The Year of Investment, planned to last throughout 2020 and include several in-country conferences and a global investment roadshow, is adapting to the new restrictions under COVID-19. Webinars and video conferencing are just one way technology is keeping the country connected with investors.

“By this time, everyone was supposed to be here in Equatorial Guinea. We were supposed to be having a conference. We were supposed to be signing a lot of contracts. But I am still signing contracts,” Lima said.

Webinars and virtual roadshows will continue throughout the year, and will culminate in a Malabo conference on November 25-26, 2020. The Africa Oil & Investment Forum will attract regional and international investors to Malabo, as the country continues to engage at the regional and international level.
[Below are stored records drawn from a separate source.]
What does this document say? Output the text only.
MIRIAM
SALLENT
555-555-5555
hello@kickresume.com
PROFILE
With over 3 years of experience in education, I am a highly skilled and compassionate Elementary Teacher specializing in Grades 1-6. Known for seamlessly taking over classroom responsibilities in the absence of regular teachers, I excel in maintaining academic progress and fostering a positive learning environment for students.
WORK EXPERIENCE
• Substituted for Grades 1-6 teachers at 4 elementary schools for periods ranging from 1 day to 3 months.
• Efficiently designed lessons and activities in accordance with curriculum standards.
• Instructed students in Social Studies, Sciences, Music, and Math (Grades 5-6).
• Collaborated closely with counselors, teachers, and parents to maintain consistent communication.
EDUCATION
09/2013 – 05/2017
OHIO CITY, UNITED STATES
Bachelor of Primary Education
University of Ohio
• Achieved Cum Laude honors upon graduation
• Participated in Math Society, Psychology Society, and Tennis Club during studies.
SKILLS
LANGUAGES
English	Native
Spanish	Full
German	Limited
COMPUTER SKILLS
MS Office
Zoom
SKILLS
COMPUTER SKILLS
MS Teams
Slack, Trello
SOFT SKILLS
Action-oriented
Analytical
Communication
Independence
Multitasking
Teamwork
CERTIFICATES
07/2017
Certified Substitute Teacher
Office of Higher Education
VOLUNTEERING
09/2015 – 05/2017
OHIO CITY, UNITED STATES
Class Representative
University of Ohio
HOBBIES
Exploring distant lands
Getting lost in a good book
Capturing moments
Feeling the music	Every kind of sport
The Year of Investment is laying the groundwork for 2021, which will be the country’s year to focus on petrochemicals, the Minister said. Equatorial Guinea has been addressing downstream diversification efforts in recent years, with a focus on gas monetisation and building refining capacity. 2020 and 2021 will be “lost years” for upstream oil and gas, he said, as projects are put on hold and cancelled in the short term.

“Downstream is the future of our industry. It is king. It will create jobs and enable us to use the entirety of our entire resources to be processed in-country,” Lima said. “Clearly, one of our solutions [to COVID-19] is going to be diversification within oil and gas.”

New projects and investments are expected to be announced in the fourth quarter of this year, including the groundbreaking of Equatorial Guinea’s first refinery.

In addition, the country is developing liquified natural gas for LNG-to-power scenarios, for domestic and international use. Equatorial Guinea is on track to complete the country’s first LNG regasification plant by the end of 2020.